According to a retired school teacher from Caracas who prefers to remain unnamed, hyperinflation and shortages of basic goods keep people apathetic about politics. “We don’t have time to worry about the government,” she told us. “We spend our days going from one supermarket to the other, from one pharmacy to the other, queuing for hours to try to find food and medicines.”
Meanwhile, the exodus of young professionals keeps increasing: “My three nephews are gone. One went to Panamá, one to Spain and one to Chile. My family is sad and broken.”
According to Professor Iván de la Vega, a migration expert at Universidad Simón Bolívar in Caracas, more than 1.2m people (or 5% of Venezuela’s population) have left the country in recent years. Many are young professionals with university degrees who cite high crime rates as the main reason for their departures. Last year alone Venezuela had almost 25,000 homicides.
López knows that it is not easy to mobilise people when they are desperately struggling to survive. As he said in his video:
Let’s hold hands with our sisters and brothers without regard to ideology or party affiliation to demonstrate that we are on the side of change for Venezuela. Let’s go in peace and democracy. Let’s not lose hope, let’s not lose faith.
But while Venezuela’s endless state of crisis and breakdown will of course have sapped its people’s energy, it also seems to be coming to a head.
Brink of disaster
The Bank of America has estimated that inflation in Venezuela is pushing 200% a year, and the Venezuelan bolívar’s black market value has plunged from 300 per US dollar to over 400. Ricardo Hausmann, a Venezuelan economist at Harvard University, tweeted that this 32% devaluation is the largest in the country’s history.

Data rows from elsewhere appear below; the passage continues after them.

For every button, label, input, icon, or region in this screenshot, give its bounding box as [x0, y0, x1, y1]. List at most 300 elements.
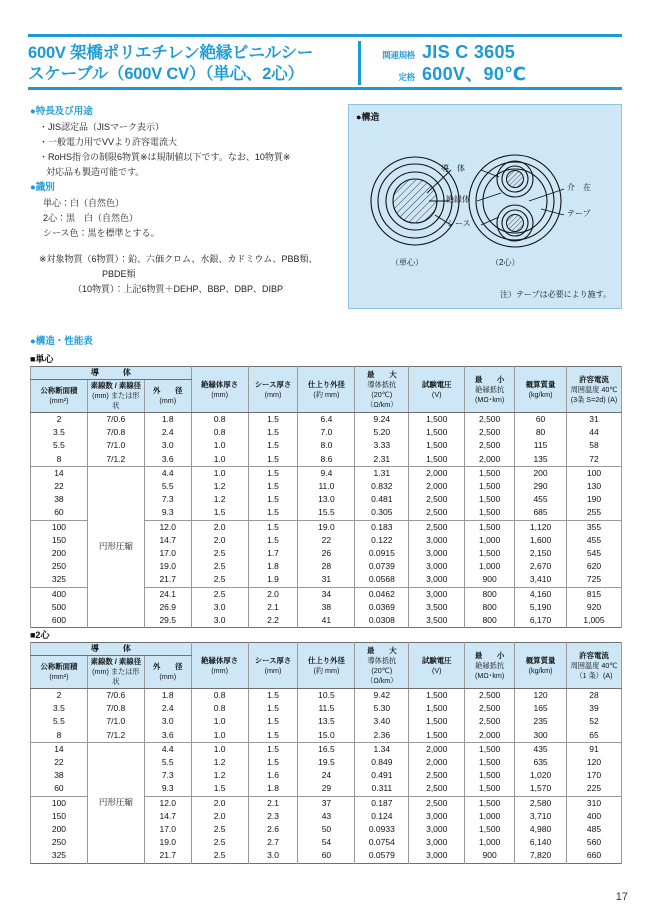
cell-test-voltage: 2,000	[409, 756, 465, 769]
cell-min-insulation-resistance: 800	[465, 601, 515, 614]
cell-finished-od: 41	[298, 614, 355, 628]
cell-test-voltage: 3,000	[409, 823, 465, 836]
cell-sheath-thickness: 1.5	[248, 520, 298, 534]
identification-item-2: 2心：黒 白（自然色）	[43, 213, 139, 223]
substances-note-line1: ※対象物質（6物質）：鉛、六価クロム、水銀、カドミウム、PBB類、	[39, 254, 318, 264]
page-number: 17	[615, 891, 628, 903]
spec-table-two-core	[30, 642, 622, 864]
cell-current-capacity: 725	[567, 573, 622, 587]
cell-max-resistance: 2.36	[355, 729, 409, 743]
cell-insulation-thickness: 1.5	[191, 506, 248, 520]
cell-outer-diameter: 3.6	[144, 453, 191, 467]
cell-area: 100	[31, 520, 88, 534]
cell-strand: 7/0.8	[87, 702, 144, 715]
cell-min-insulation-resistance: 2,000	[465, 453, 515, 467]
cell-approx-mass: 685	[515, 506, 567, 520]
table-row	[31, 729, 622, 743]
cell-area: 5.5	[31, 439, 88, 452]
cell-finished-od: 50	[298, 823, 355, 836]
cell-max-resistance: 2.31	[355, 453, 409, 467]
cell-sheath-thickness: 1.5	[248, 480, 298, 493]
cell-max-resistance: 0.849	[355, 756, 409, 769]
cell-approx-mass: 2,580	[515, 796, 567, 810]
cell-area: 38	[31, 769, 88, 782]
cell-min-insulation-resistance: 2,500	[465, 715, 515, 728]
cell-current-capacity: 39	[567, 702, 622, 715]
cell-min-insulation-resistance: 1,500	[465, 782, 515, 796]
cell-min-insulation-resistance: 2,500	[465, 689, 515, 703]
cell-sheath-thickness: 1.5	[248, 453, 298, 467]
cell-outer-diameter: 5.5	[144, 756, 191, 769]
cell-outer-diameter: 21.7	[144, 849, 191, 863]
table-row	[31, 466, 622, 480]
cell-max-resistance: 0.311	[355, 782, 409, 796]
cell-finished-od: 19.5	[298, 756, 355, 769]
cell-test-voltage: 2,500	[409, 796, 465, 810]
table2-head	[31, 643, 622, 689]
th2-test-voltage: 試験電圧 (V)	[409, 643, 465, 689]
substances-note-line3: （10物質）：上記6物質＋DEHP、BBP、DBP、DIBP	[73, 284, 284, 294]
cell-test-voltage: 3,000	[409, 547, 465, 560]
cell-strand: 7/1.0	[87, 715, 144, 728]
cell-max-resistance: 0.481	[355, 493, 409, 506]
cell-area: 250	[31, 836, 88, 849]
cell-outer-diameter: 3.6	[144, 729, 191, 743]
cell-finished-od: 6.4	[298, 413, 355, 427]
cell-finished-od: 16.5	[298, 742, 355, 756]
cell-insulation-thickness: 2.5	[191, 823, 248, 836]
cell-test-voltage: 2,000	[409, 480, 465, 493]
cell-max-resistance: 0.0915	[355, 547, 409, 560]
table1-title: ■単心	[30, 354, 54, 364]
cell-area: 3.5	[31, 702, 88, 715]
cell-min-insulation-resistance: 1,000	[465, 810, 515, 823]
cell-outer-diameter: 12.0	[144, 796, 191, 810]
cell-min-insulation-resistance: 800	[465, 587, 515, 601]
th2-nominal-area: 公称断面積 (mm²)	[31, 656, 88, 689]
th2-strand-count-diameter: 素線数 / 素線径 (mm) または形状	[87, 656, 144, 689]
cell-approx-mass: 3,410	[515, 573, 567, 587]
cell-insulation-thickness: 0.8	[191, 702, 248, 715]
cell-min-insulation-resistance: 1,500	[465, 520, 515, 534]
cell-outer-diameter: 9.3	[144, 506, 191, 520]
cell-sheath-thickness: 1.5	[248, 729, 298, 743]
cell-approx-mass: 5,190	[515, 601, 567, 614]
cell-insulation-thickness: 2.5	[191, 573, 248, 587]
th-test-voltage: 試験電圧 (V)	[409, 367, 465, 413]
cell-outer-diameter: 2.4	[144, 426, 191, 439]
cell-area: 200	[31, 547, 88, 560]
rating-row	[371, 64, 622, 84]
cell-current-capacity: 455	[567, 534, 622, 547]
cell-insulation-thickness: 1.0	[191, 715, 248, 728]
cell-insulation-thickness: 1.0	[191, 453, 248, 467]
rating-value: 600V、90℃	[422, 64, 527, 84]
cell-current-capacity: 120	[567, 756, 622, 769]
cell-test-voltage: 3,000	[409, 810, 465, 823]
cell-area: 150	[31, 810, 88, 823]
cell-finished-od: 43	[298, 810, 355, 823]
table-row	[31, 742, 622, 756]
cell-approx-mass: 1,570	[515, 782, 567, 796]
cell-sheath-thickness: 1.5	[248, 715, 298, 728]
cell-test-voltage: 3,000	[409, 534, 465, 547]
cell-finished-od: 10.5	[298, 689, 355, 703]
cell-area: 60	[31, 782, 88, 796]
cell-test-voltage: 2,500	[409, 506, 465, 520]
cell-test-voltage: 3,000	[409, 560, 465, 573]
th2-finished-od: 仕上り外径 (約 mm)	[298, 643, 355, 689]
cell-test-voltage: 3,000	[409, 849, 465, 863]
cell-finished-od: 38	[298, 601, 355, 614]
cell-area: 400	[31, 587, 88, 601]
cell-test-voltage: 1,500	[409, 715, 465, 728]
cell-approx-mass: 2,150	[515, 547, 567, 560]
cell-sheath-thickness: 2.6	[248, 823, 298, 836]
substances-note-line2: PBDE類	[102, 269, 136, 279]
cell-approx-mass: 635	[515, 756, 567, 769]
cell-outer-diameter: 19.0	[144, 836, 191, 849]
cell-outer-diameter: 19.0	[144, 560, 191, 573]
table-row	[31, 715, 622, 728]
cell-insulation-thickness: 1.5	[191, 782, 248, 796]
cell-area: 22	[31, 480, 88, 493]
spacer	[30, 241, 340, 252]
cell-insulation-thickness: 2.0	[191, 796, 248, 810]
label-insulator: 絶縁体	[446, 195, 470, 204]
cell-test-voltage: 1,500	[409, 453, 465, 467]
page-header	[28, 34, 622, 90]
th-approx-mass: 概算質量 (kg/km)	[515, 367, 567, 413]
cell-max-resistance: 0.0739	[355, 560, 409, 573]
cell-approx-mass: 120	[515, 689, 567, 703]
cell-approx-mass: 200	[515, 466, 567, 480]
product-title-line2: スケーブル（600V CV）（単心、2心）	[28, 65, 304, 83]
cell-sheath-thickness: 1.5	[248, 534, 298, 547]
cell-outer-diameter: 12.0	[144, 520, 191, 534]
cell-max-resistance: 0.0754	[355, 836, 409, 849]
cell-current-capacity: 1,005	[567, 614, 622, 628]
cell-current-capacity: 28	[567, 689, 622, 703]
cell-min-insulation-resistance: 1,500	[465, 547, 515, 560]
cell-finished-od: 11.0	[298, 480, 355, 493]
identification-item-1: 単心：白（自然色）	[43, 198, 125, 208]
cell-outer-diameter: 2.4	[144, 702, 191, 715]
th-conductor-group: 導 体	[31, 367, 192, 380]
cell-max-resistance: 0.0308	[355, 614, 409, 628]
cell-min-insulation-resistance: 2,000	[465, 729, 515, 743]
cell-approx-mass: 4,980	[515, 823, 567, 836]
cell-sheath-thickness: 1.8	[248, 560, 298, 573]
cell-insulation-thickness: 1.0	[191, 466, 248, 480]
cell-sheath-thickness: 2.2	[248, 614, 298, 628]
cell-finished-od: 15.0	[298, 729, 355, 743]
cell-insulation-thickness: 1.0	[191, 439, 248, 452]
cell-outer-diameter: 4.4	[144, 742, 191, 756]
cell-min-insulation-resistance: 1,500	[465, 480, 515, 493]
cell-sheath-thickness: 1.5	[248, 506, 298, 520]
cell-sheath-thickness: 2.1	[248, 601, 298, 614]
feature-item-1: ・JIS認定品（JISマーク表示）	[39, 122, 165, 132]
header-specs	[371, 41, 622, 85]
cell-approx-mass: 455	[515, 493, 567, 506]
left-text-column	[30, 104, 340, 297]
cell-strand: 7/1.2	[87, 729, 144, 743]
cell-finished-od: 29	[298, 782, 355, 796]
cell-outer-diameter: 26.9	[144, 601, 191, 614]
cell-approx-mass: 435	[515, 742, 567, 756]
cell-sheath-thickness: 3.0	[248, 849, 298, 863]
cell-approx-mass: 1,600	[515, 534, 567, 547]
cell-sheath-thickness: 1.6	[248, 769, 298, 782]
cell-area: 8	[31, 453, 88, 467]
cell-outer-diameter: 1.8	[144, 413, 191, 427]
cell-finished-od: 11.5	[298, 702, 355, 715]
th-min-insulation-resistance: 最 小 絶縁抵抗 (MΩ･km)	[465, 367, 515, 413]
cell-outer-diameter: 5.5	[144, 480, 191, 493]
cell-current-capacity: 44	[567, 426, 622, 439]
cell-max-resistance: 1.34	[355, 742, 409, 756]
cell-test-voltage: 3,500	[409, 601, 465, 614]
cell-finished-od: 13.5	[298, 715, 355, 728]
cell-outer-diameter: 29.5	[144, 614, 191, 628]
cell-sheath-thickness: 1.5	[248, 439, 298, 452]
cell-sheath-thickness: 1.5	[248, 702, 298, 715]
cell-max-resistance: 9.24	[355, 413, 409, 427]
cell-min-insulation-resistance: 1,500	[465, 466, 515, 480]
cell-insulation-thickness: 1.2	[191, 769, 248, 782]
cell-test-voltage: 1,500	[409, 413, 465, 427]
cell-insulation-thickness: 2.5	[191, 587, 248, 601]
cell-strand: 7/1.0	[87, 439, 144, 452]
cell-outer-diameter: 24.1	[144, 587, 191, 601]
cell-sheath-thickness: 1.5	[248, 413, 298, 427]
cell-max-resistance: 0.0462	[355, 587, 409, 601]
cell-test-voltage: 3,000	[409, 573, 465, 587]
cell-min-insulation-resistance: 1,000	[465, 836, 515, 849]
cell-sheath-thickness: 1.5	[248, 493, 298, 506]
table1-head	[31, 367, 622, 413]
cell-test-voltage: 3,000	[409, 836, 465, 849]
two-core-conductor-1	[507, 171, 524, 188]
cell-finished-od: 22	[298, 534, 355, 547]
table2-head-row1	[31, 643, 622, 656]
product-title	[28, 41, 358, 85]
cell-insulation-thickness: 0.8	[191, 426, 248, 439]
cell-max-resistance: 0.0933	[355, 823, 409, 836]
cell-current-capacity: 355	[567, 520, 622, 534]
cell-area: 38	[31, 493, 88, 506]
cell-min-insulation-resistance: 1,000	[465, 534, 515, 547]
cell-sheath-thickness: 2.1	[248, 796, 298, 810]
cell-current-capacity: 920	[567, 601, 622, 614]
cell-outer-diameter: 21.7	[144, 573, 191, 587]
cell-current-capacity: 545	[567, 547, 622, 560]
cell-finished-od: 37	[298, 796, 355, 810]
table2-title: ■2心	[30, 630, 50, 640]
cell-test-voltage: 2,500	[409, 520, 465, 534]
cell-insulation-thickness: 2.5	[191, 836, 248, 849]
cell-outer-diameter: 17.0	[144, 823, 191, 836]
rating-label: 定格	[398, 72, 415, 82]
cell-approx-mass: 1,020	[515, 769, 567, 782]
cell-area: 325	[31, 573, 88, 587]
cell-approx-mass: 135	[515, 453, 567, 467]
cell-current-capacity: 190	[567, 493, 622, 506]
spec-section-heading: ●構造・性能表	[30, 336, 93, 347]
cell-area: 60	[31, 506, 88, 520]
cell-strand: 7/1.2	[87, 453, 144, 467]
cell-area: 2	[31, 413, 88, 427]
header-body	[28, 37, 622, 87]
cell-max-resistance: 0.124	[355, 810, 409, 823]
cell-area: 8	[31, 729, 88, 743]
structure-heading: ●構造	[356, 112, 380, 122]
cell-test-voltage: 1,500	[409, 426, 465, 439]
feature-item-4: 対応品も製造可能です。	[46, 167, 145, 177]
cell-max-resistance: 0.305	[355, 506, 409, 520]
th-insulation-thickness: 絶縁体厚さ (mm)	[191, 367, 248, 413]
cell-min-insulation-resistance: 1,000	[465, 560, 515, 573]
cell-sheath-thickness: 1.5	[248, 756, 298, 769]
cell-strand: 7/0.6	[87, 413, 144, 427]
diagram-footnote: 注）テープは必要により施す。	[500, 290, 611, 299]
cell-area: 2	[31, 689, 88, 703]
cell-area: 200	[31, 823, 88, 836]
caption-two-core: （2心）	[491, 258, 520, 267]
cell-test-voltage: 2,000	[409, 466, 465, 480]
cell-finished-od: 26	[298, 547, 355, 560]
cell-sheath-thickness: 1.7	[248, 547, 298, 560]
table-row	[31, 413, 622, 427]
cell-current-capacity: 310	[567, 796, 622, 810]
cell-test-voltage: 1,500	[409, 702, 465, 715]
cell-test-voltage: 1,500	[409, 689, 465, 703]
table-row	[31, 689, 622, 703]
cell-max-resistance: 0.0369	[355, 601, 409, 614]
cell-area: 325	[31, 849, 88, 863]
cell-outer-diameter: 14.7	[144, 810, 191, 823]
cell-min-insulation-resistance: 2,500	[465, 702, 515, 715]
cell-finished-od: 9.4	[298, 466, 355, 480]
table2-body	[31, 689, 622, 864]
th2-conductor-group: 導 体	[31, 643, 192, 656]
feature-item-3: ・RoHS指令の制限6物質※は規制値以下です。なお、10物質※	[39, 152, 291, 162]
cell-current-capacity: 58	[567, 439, 622, 452]
cell-compression-label: 円形圧縮	[87, 742, 144, 863]
cell-min-insulation-resistance: 900	[465, 573, 515, 587]
cell-approx-mass: 300	[515, 729, 567, 743]
cell-strand: 7/0.6	[87, 689, 144, 703]
cell-outer-diameter: 7.3	[144, 769, 191, 782]
cell-current-capacity: 52	[567, 715, 622, 728]
cell-area: 5.5	[31, 715, 88, 728]
th-strand-count-diameter: 素線数 / 素線径 (mm) または形状	[87, 380, 144, 413]
related-standard-label: 関連規格	[382, 50, 415, 60]
cell-current-capacity: 91	[567, 742, 622, 756]
cell-area: 150	[31, 534, 88, 547]
cell-insulation-thickness: 3.0	[191, 614, 248, 628]
cell-test-voltage: 2,000	[409, 742, 465, 756]
table-row	[31, 426, 622, 439]
cell-min-insulation-resistance: 1,500	[465, 756, 515, 769]
cell-insulation-thickness: 1.2	[191, 756, 248, 769]
cell-max-resistance: 0.491	[355, 769, 409, 782]
cell-current-capacity: 31	[567, 413, 622, 427]
feature-item-2: ・一般電力用でVVより許容電流大	[39, 137, 178, 147]
cell-area: 500	[31, 601, 88, 614]
th-nominal-area: 公称断面積 (mm²)	[31, 380, 88, 413]
cell-approx-mass: 80	[515, 426, 567, 439]
cell-current-capacity: 400	[567, 810, 622, 823]
cell-min-insulation-resistance: 1,500	[465, 742, 515, 756]
cell-current-capacity: 170	[567, 769, 622, 782]
th2-current-capacity: 許容電流 周囲温度 40℃ （1 条）(A)	[567, 643, 622, 689]
cell-test-voltage: 3,500	[409, 614, 465, 628]
cell-test-voltage: 1,500	[409, 439, 465, 452]
cell-approx-mass: 7,820	[515, 849, 567, 863]
cell-finished-od: 15.5	[298, 506, 355, 520]
related-standard-value: JIS C 3605	[422, 42, 516, 62]
header-rule-bottom	[28, 87, 622, 90]
cell-sheath-thickness: 1.5	[248, 466, 298, 480]
label-filler: 介 在	[567, 183, 591, 192]
cell-min-insulation-resistance: 2,500	[465, 413, 515, 427]
cell-max-resistance: 0.0579	[355, 849, 409, 863]
th2-insulation-thickness: 絶縁体厚さ (mm)	[191, 643, 248, 689]
cell-finished-od: 54	[298, 836, 355, 849]
cell-sheath-thickness: 2.0	[248, 587, 298, 601]
cell-insulation-thickness: 2.0	[191, 520, 248, 534]
cell-current-capacity: 560	[567, 836, 622, 849]
cell-outer-diameter: 3.0	[144, 439, 191, 452]
header-divider	[358, 41, 361, 85]
cell-finished-od: 24	[298, 769, 355, 782]
cell-finished-od: 8.0	[298, 439, 355, 452]
cell-insulation-thickness: 3.0	[191, 601, 248, 614]
cell-max-resistance: 0.187	[355, 796, 409, 810]
cell-max-resistance: 3.33	[355, 439, 409, 452]
cell-area: 22	[31, 756, 88, 769]
th-current-capacity: 許容電流 周囲温度 40℃ (3条 S=2d) (A)	[567, 367, 622, 413]
cell-area: 14	[31, 466, 88, 480]
th-max-resistance: 最 大 導体抵抗 (20℃) （Ω/km）	[355, 367, 409, 413]
cell-approx-mass: 1,120	[515, 520, 567, 534]
cell-compression-label: 円形圧縮	[87, 466, 144, 627]
cell-sheath-thickness: 1.9	[248, 573, 298, 587]
cell-current-capacity: 255	[567, 506, 622, 520]
cell-approx-mass: 290	[515, 480, 567, 493]
cell-finished-od: 13.0	[298, 493, 355, 506]
cell-insulation-thickness: 1.2	[191, 493, 248, 506]
table-row	[31, 439, 622, 452]
cell-area: 14	[31, 742, 88, 756]
cell-max-resistance: 5.20	[355, 426, 409, 439]
cell-insulation-thickness: 0.8	[191, 413, 248, 427]
cell-approx-mass: 60	[515, 413, 567, 427]
cell-max-resistance: 1.31	[355, 466, 409, 480]
cell-max-resistance: 0.122	[355, 534, 409, 547]
table1-body	[31, 413, 622, 628]
cell-insulation-thickness: 1.0	[191, 742, 248, 756]
cell-min-insulation-resistance: 1,500	[465, 796, 515, 810]
cell-approx-mass: 6,140	[515, 836, 567, 849]
cell-insulation-thickness: 2.5	[191, 547, 248, 560]
cell-test-voltage: 2,500	[409, 769, 465, 782]
cell-approx-mass: 165	[515, 702, 567, 715]
cell-sheath-thickness: 1.5	[248, 426, 298, 439]
cell-max-resistance: 3.40	[355, 715, 409, 728]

Meanwhile, the US Drug Enforcement Administration announced on May 20 that Diosdado Cabello, Venezuela’s number two official and president of the National Assembly, is being investigated on drug trafficking charges.

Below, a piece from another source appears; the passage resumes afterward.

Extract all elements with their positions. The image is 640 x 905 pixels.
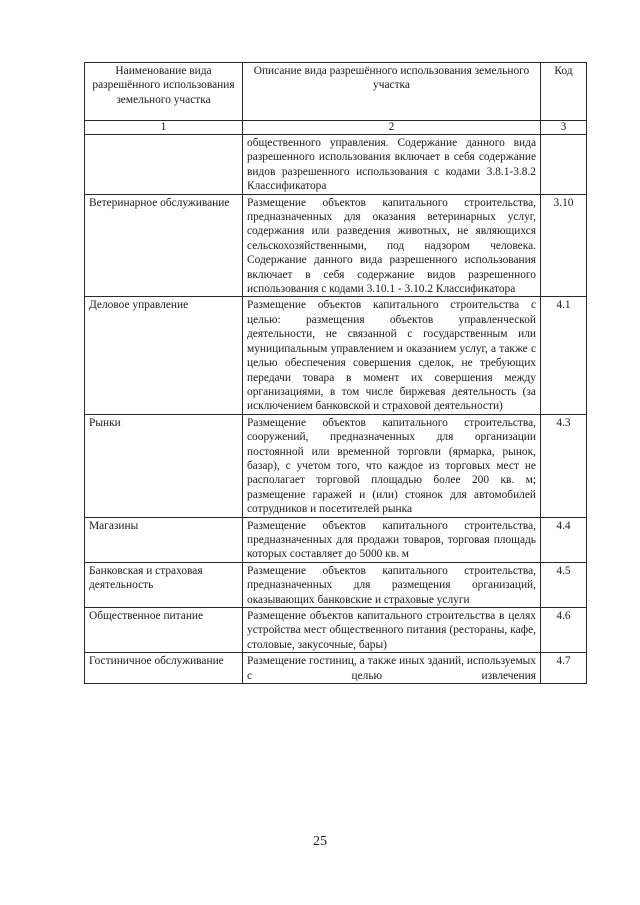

As the announcement was made, and without any investigation the president, Nicólas Maduro, and his government expressed unconditional support for Cabello – this despite longstanding allegations that up to 90% of Colombian illegal drug shipments to the United States and Europe pass through Venezuelan ports.

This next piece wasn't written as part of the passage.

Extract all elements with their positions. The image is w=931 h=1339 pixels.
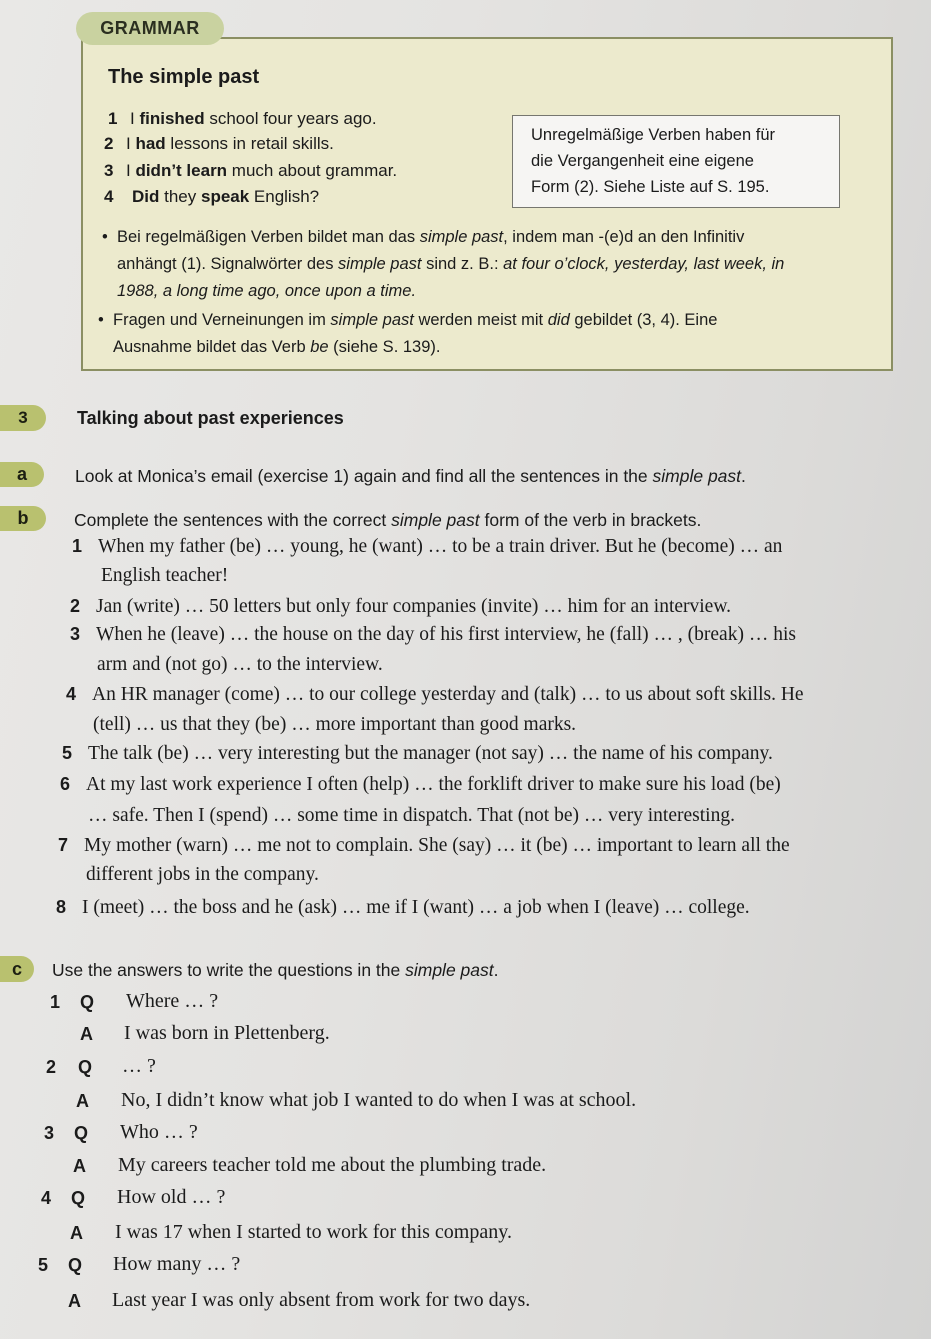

Then, on May 23, an anti-drug squad arrested a suspected drug trafficker in Caracas airport. His travel companion was Supreme Court judge, Miriam Morandy, godmother to one of the first lady’s children, who was planning to travel with him to Portugal.
As the economic crisis tightens, Maduro is running out of options. If he wants to turn Venezuela back from the edge of oblivion Maduro will need to lift draconian foreign exchange controls, open up the economy, and request assistance from the IMF. If instead he chooses to maintain state control of the moribund economy, he will have to intensify the government repression that has defined his tenure.
Whether the protest that López has called for will really be the beginning of the end for Maduro’s regime is uncertain. But massive food shortages, skyrocketing crime and institutionalised corruption are all undeniable signals that the Bolivarian Revolution is falling apart.